The Quietus - A new rock music and pop culture website

Album Of The Week

Patrick Clarke On Hey Colossus' The Guillotine
Patrick Clarke , June 8th, 2017 11:39

In The Guillotine Hey Colossus have hit a new peak just when it felt like there was no higher for them to climb. Patrick Clarke explores a ferocious call to arms and a militant articulation of turbulent times.

One would be forgiven for thinking that 2015 was the year in which Hey Colossus reached an unmatchable zenith. Releasing two of the year's most brilliant albums, In Black And Gold and Radio Static High via what seemed like the major outlet for all that was brilliant in modern psych – Rocket Recordings – it felt like a twin-peaked culmination of an unconventional, though thoroughly deserved, rise to prominence.

Born as a crazed, cataclysmic hodge podge of furious free noise with inflections of kraut, psych and Japanese rock in the early-2000s, over a decade later the band became something of a British staple, lauded not only by the fringes but by the likes of Uncut and Mojo. Their sound, while having undeniably progressed, 'refined', even, still packed a brutal slug of a punch, and it seemed as though they'd perfected, like never before, the perfect balance between the brutal mania of old and a deserved sense of 'status' in the music world.

In the time between those two LPs and their latest, The Guillotine, much has changed, not only in the music of Hey Colossus, but, as it goes without saying, in the world at large. In the wake of the planet's hopeless heave to the political right, on their 11th studio album the band have done what seemed barely possible in 2015; Hey Colossus' knives have been honed even sharper. In short, the band have reached another level, where it felt there was nowhere left to climb.

There is much in common, here, with one of the year's other most crushingly spectacular records, Gnod's Just Say No To The Psycho Right-Wing Capitalist Fascist Industrial Death Machine. Both have been partial to stylistic metamorphosis, but at present their respective current forms overlap in a way that feels significant in the current climate. There is an argument that the best political bands have been those that married a militant message with militant sonics – Public Enemy, for example – and it's just this that makes Hey Colossus and Gnod's new albums so effective, the heaving, primal thuds and cataclysmic bursts of rushing, swirling musical hellfire.

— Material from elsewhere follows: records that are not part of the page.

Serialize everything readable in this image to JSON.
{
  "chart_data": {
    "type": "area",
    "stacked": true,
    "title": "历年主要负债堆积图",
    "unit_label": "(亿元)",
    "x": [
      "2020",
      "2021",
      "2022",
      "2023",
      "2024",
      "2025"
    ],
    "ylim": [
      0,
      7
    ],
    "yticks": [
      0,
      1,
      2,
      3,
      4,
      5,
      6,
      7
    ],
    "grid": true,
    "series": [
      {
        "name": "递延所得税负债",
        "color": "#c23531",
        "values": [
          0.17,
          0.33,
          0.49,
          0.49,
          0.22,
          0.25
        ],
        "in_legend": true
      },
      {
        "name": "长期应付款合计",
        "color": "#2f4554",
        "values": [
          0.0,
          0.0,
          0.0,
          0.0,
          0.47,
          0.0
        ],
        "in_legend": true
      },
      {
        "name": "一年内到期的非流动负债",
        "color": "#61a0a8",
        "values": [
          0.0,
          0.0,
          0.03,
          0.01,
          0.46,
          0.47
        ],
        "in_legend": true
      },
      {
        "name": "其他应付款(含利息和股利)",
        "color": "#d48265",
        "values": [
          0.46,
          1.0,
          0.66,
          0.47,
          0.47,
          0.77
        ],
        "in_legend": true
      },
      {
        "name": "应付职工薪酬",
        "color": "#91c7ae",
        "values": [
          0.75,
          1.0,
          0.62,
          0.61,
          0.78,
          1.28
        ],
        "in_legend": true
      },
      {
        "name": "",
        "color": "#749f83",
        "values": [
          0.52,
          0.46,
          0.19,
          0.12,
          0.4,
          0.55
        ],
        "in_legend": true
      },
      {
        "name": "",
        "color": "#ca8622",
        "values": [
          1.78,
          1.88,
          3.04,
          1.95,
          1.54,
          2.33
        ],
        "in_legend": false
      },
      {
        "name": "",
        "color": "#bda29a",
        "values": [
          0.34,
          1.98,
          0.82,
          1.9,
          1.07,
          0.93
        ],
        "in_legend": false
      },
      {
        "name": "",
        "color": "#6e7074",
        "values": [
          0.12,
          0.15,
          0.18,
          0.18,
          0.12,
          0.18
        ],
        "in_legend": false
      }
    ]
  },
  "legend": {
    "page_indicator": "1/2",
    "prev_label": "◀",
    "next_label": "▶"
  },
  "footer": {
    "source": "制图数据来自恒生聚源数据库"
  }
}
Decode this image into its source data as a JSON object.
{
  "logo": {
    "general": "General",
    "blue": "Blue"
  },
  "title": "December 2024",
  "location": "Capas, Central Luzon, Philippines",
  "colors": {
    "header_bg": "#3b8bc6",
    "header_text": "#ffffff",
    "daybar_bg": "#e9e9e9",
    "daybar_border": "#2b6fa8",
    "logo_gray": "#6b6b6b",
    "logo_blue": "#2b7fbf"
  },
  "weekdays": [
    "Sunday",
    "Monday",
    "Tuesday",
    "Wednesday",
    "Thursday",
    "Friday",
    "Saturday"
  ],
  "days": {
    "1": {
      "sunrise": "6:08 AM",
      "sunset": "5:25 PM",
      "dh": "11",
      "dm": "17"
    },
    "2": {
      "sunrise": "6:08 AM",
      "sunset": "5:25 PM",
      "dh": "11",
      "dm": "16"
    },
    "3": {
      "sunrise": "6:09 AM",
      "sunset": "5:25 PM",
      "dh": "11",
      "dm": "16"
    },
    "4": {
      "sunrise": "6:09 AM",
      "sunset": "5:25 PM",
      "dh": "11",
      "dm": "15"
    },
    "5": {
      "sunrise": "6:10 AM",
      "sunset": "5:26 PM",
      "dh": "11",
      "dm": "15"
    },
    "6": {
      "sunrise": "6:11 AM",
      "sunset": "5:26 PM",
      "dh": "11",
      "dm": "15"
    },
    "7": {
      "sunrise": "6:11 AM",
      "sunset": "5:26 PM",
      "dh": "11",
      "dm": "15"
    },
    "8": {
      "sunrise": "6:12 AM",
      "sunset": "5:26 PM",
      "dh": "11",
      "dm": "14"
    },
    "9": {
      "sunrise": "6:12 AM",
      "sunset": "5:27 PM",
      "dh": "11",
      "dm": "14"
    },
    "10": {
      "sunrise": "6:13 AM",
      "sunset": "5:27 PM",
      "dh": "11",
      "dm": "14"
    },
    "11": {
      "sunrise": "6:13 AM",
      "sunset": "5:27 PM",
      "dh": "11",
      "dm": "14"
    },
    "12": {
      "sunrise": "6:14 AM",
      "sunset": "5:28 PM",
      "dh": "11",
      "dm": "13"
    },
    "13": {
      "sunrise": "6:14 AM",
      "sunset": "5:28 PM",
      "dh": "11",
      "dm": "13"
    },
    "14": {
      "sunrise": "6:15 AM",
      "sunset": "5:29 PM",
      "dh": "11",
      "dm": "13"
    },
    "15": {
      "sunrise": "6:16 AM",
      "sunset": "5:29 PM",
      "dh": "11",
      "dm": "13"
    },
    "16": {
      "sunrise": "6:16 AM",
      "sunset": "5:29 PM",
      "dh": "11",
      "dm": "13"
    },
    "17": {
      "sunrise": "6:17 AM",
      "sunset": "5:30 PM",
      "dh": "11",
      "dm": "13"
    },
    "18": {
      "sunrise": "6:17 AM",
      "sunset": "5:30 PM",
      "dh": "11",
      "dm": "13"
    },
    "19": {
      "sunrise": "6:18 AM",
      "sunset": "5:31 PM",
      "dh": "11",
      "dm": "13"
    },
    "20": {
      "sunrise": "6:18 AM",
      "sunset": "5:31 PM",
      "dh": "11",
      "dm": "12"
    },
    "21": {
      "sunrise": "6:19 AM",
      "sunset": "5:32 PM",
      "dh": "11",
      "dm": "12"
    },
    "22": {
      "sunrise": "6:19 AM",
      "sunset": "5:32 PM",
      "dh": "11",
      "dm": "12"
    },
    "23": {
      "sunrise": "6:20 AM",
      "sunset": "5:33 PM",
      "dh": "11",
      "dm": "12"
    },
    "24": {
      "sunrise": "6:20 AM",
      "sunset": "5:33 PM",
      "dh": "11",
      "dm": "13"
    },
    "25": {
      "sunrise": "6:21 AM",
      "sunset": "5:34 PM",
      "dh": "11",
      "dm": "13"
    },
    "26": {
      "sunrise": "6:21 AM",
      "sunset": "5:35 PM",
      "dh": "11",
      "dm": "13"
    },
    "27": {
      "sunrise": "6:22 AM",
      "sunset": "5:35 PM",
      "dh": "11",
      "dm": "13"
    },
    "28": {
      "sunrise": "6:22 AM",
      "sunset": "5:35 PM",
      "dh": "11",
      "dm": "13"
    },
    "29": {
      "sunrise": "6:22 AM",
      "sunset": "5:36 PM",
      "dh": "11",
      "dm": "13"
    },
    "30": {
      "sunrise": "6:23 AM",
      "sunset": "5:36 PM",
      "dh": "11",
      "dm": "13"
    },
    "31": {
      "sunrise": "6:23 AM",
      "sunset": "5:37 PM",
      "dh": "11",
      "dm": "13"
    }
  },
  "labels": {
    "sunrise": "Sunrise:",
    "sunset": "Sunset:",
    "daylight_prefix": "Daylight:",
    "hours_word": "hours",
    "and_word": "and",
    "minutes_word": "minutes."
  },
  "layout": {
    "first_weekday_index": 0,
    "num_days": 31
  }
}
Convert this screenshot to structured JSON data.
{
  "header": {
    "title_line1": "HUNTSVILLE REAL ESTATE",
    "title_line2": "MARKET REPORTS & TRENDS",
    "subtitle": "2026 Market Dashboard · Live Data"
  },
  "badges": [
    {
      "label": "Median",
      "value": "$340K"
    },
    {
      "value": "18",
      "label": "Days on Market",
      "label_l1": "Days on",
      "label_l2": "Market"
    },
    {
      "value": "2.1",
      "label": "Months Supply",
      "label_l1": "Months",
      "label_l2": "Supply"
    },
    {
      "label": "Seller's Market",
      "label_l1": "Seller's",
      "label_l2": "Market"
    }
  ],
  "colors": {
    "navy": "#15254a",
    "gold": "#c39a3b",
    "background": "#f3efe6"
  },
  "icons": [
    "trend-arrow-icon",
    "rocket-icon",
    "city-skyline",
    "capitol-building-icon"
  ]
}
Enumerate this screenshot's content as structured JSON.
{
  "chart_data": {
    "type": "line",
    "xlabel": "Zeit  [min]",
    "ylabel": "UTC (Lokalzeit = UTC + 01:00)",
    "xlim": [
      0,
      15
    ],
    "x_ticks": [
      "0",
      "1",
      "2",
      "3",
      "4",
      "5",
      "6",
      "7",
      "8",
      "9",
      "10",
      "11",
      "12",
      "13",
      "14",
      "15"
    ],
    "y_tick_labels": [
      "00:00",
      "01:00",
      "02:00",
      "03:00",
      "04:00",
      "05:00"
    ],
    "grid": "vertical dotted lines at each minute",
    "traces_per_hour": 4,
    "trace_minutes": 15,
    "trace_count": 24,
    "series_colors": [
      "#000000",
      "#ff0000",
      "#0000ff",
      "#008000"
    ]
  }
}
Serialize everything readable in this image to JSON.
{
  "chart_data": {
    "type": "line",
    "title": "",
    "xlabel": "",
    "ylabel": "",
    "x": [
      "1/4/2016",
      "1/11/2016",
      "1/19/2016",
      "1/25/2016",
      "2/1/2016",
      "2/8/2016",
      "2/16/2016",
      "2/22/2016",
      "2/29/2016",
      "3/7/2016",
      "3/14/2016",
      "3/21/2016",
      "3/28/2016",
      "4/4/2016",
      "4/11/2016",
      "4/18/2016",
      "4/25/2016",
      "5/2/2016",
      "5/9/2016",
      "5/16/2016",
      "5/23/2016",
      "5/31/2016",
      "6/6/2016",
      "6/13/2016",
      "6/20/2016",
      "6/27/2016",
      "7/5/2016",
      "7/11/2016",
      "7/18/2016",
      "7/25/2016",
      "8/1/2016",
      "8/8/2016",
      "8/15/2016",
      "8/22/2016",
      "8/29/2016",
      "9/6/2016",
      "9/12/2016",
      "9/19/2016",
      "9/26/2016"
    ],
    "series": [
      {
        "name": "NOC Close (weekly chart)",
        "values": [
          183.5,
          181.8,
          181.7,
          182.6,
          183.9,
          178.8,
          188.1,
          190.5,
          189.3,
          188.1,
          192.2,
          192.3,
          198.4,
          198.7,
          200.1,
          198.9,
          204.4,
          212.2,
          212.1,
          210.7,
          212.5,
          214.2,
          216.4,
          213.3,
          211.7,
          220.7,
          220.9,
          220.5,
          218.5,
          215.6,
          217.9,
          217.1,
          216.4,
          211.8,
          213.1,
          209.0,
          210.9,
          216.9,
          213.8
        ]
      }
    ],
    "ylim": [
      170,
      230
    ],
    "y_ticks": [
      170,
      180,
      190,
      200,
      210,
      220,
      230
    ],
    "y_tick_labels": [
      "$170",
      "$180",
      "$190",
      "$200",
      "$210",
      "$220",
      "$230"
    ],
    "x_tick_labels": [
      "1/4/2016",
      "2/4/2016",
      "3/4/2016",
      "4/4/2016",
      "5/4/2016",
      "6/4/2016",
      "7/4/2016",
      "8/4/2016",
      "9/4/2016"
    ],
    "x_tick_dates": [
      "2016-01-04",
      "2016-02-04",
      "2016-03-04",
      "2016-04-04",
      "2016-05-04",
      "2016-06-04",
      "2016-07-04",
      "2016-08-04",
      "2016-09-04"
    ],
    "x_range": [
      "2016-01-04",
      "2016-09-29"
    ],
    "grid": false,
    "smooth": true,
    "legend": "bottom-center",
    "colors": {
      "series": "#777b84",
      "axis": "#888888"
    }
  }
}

'Englishman' is the centrepiece of The Guillotine, on which frontman Paul Sykes howls:

Whoops the empire slipped between the cracks
The stuff of legend and it's never coming back
Pack him with salt and seal the lid
Roll off the barrels from a sinking ship
Up the middle of the skittish isles
Collecting stories for a new witch trial
He was wild, young, loved and free
Whatever happened to his old country?

It's noticeable that these lyrics are as audible as Hey Colossus' have ever been, pushed front and centre atop a lurching, uncompromising pump of an instrumental. As a frontman Sykes has often counterbalanced his intensity with a keen, self-affacing eye for the exaggerated and grandiose, but here he feels imbued with a new sense of focus, his looming presence concentrated and refined. 'Englishman', as a result, is in this writer's opinion the finest 'political' song released this year. As for political rock songs, there's few, if any, to match it this decade.

"It's hard to not be affected by what's going on in the world," said the band's Joe Thompson on the song's release, over a month ago. "Consequently the music gets more tightly wound around the vocals. If the lyrics were going to be more pointed I wanted the music to be more so also, so I spent time with some classics – Fugazi's Repeater, Fleetwood Mac's Rumours, This Heat's records, and Crass' Penis Envy…" It is evident that this was no mere PR spiel. This added sense of focus makes for a breathless listen elsewhere on the record, an adjective to be taken quite literally.

What really makes this album so breathlessly brilliant are the moments of quiet, when the carnage subsides to an eerie unease. You know what's coming when the opener 'Honest To God' slinks into a slow roll, Sykes vocals as much a whisper as a scream. You know that sooner or later the explosion is imminent - it's what Hey Colossus do best - but somehow, when it hits, it's breathtaking all the same.

It's a marvellous opener, but its only on 'Back In The Room', which follows, that the scope of the band's intent is laid bare. This track is not just another piece of surging excellence from the group, it is something more. There is an indescribable extra edge to this song, to the churning, spinning loops and rotations, to the ceaseless pounding of drums, a song so manic, yet so direct. Unsettling spoken word, texturally so lavish yet so eerie, so relentless, so frightening. Every now and then you think it's reached a crescendo so cataclysmic there's nowhere else to climb, but no. Vocals soar even higher, the pounding gets louder and more visceral, a mad blast of saxophone joins the fray.

I could go on about how fantastic this album sounds, about the glorious, soaring terror of 'Experts Toll', or the rich, mournful beauty of 'Potions', but what feels more important is what it means. The Guillotine, as Gnod have done on Just Say No..., sees Hey Colossus harnessing their chaos, honing it into the very essence of these terrifying times.